[SOLVED] Gawk - regexp [A-Z] matches [a-z]. How is this possible?

b.lundblad@fabula.se · 08-31-2012, 04:47 AM

Hi.

I'm having a problem with a regexp i Gawk giving an unpredicted result.

I'm using the following simple code:
--------------------------------
BEGIN {
s="version"
r="[A-Z]"

if ( match(s, r) ) {
printf "%s %s %s\n", s, r, substr(s, RSTART, RLENGTH)
} else {
printf "NO MATCH\n"
}
}
--------------------------------
When I run this I get a match for the first letter "v" in "version"!!!! How is this possible???

I'm running it under the following circumstances:
Operating sys: Linux CENTOS 5.2
Shell: GNU bash ver. 3.2.25
Env.setting: LANG=en_US.UTF-8
Filesetting: Code written with editor Kwrite with encoding both "utf-8" AND "Central European cp 1250" with the same result

When I run the same code under windows gawk 3.1.5 I get the anticipated result of "NO MATCH".

I suspect it has to do with encoding of the file but I cannot figure out how.
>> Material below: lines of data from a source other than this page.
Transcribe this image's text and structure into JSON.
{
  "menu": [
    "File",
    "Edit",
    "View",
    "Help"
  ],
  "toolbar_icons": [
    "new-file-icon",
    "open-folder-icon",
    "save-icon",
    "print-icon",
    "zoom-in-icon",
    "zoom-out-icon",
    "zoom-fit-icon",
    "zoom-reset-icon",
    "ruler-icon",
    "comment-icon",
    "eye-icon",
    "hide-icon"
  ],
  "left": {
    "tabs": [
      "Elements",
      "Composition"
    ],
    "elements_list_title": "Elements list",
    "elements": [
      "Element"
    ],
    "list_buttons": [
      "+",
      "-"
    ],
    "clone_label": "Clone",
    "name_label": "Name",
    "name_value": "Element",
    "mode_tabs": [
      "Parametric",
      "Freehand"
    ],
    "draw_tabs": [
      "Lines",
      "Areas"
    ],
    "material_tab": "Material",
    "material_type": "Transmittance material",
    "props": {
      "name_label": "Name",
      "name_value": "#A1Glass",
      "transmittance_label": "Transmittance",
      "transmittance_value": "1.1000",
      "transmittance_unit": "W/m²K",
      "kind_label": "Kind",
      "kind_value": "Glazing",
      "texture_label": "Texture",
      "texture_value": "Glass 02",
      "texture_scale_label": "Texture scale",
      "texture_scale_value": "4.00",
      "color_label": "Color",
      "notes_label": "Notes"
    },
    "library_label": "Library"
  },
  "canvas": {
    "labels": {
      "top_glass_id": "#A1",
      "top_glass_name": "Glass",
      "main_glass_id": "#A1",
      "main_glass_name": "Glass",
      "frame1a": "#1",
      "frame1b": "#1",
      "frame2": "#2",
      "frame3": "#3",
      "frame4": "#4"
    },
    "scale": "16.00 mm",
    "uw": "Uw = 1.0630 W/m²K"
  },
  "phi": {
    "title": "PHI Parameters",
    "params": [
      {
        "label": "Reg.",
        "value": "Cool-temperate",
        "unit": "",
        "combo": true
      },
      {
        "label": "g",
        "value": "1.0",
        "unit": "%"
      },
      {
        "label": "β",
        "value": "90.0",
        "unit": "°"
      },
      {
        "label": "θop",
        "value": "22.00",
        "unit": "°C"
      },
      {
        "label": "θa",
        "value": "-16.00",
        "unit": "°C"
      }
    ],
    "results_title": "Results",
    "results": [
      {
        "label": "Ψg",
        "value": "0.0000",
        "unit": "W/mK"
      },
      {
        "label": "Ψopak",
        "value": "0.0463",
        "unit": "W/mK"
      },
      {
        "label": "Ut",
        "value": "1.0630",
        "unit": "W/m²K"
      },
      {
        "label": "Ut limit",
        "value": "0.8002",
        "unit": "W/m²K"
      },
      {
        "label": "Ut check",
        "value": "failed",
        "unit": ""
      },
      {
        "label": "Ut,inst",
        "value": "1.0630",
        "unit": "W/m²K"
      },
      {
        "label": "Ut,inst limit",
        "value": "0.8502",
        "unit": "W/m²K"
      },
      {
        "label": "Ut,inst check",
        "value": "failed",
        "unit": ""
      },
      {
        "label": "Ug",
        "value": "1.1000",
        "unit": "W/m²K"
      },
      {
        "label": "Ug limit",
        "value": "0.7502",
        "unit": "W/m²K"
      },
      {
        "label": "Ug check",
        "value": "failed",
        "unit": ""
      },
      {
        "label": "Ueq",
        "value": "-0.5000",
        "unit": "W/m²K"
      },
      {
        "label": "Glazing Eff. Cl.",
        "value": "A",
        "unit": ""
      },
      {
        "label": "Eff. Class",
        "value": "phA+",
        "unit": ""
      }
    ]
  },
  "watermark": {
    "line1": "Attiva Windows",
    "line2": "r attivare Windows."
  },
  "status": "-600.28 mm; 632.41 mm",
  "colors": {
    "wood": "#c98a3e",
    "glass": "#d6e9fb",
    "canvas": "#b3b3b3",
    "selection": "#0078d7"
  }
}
I did "man gawk" but failed to locate an answer.
I'm grateful for any lead on this "mystery".

I'm a newbie to this forum - hope I'm at the right place.
Thanks
/Bertil

grail · 08-31-2012, 05:36 AM

What version of gawk are you using in your example? A direct copy n paste of your code gave me the 'NO MATCH' desired result.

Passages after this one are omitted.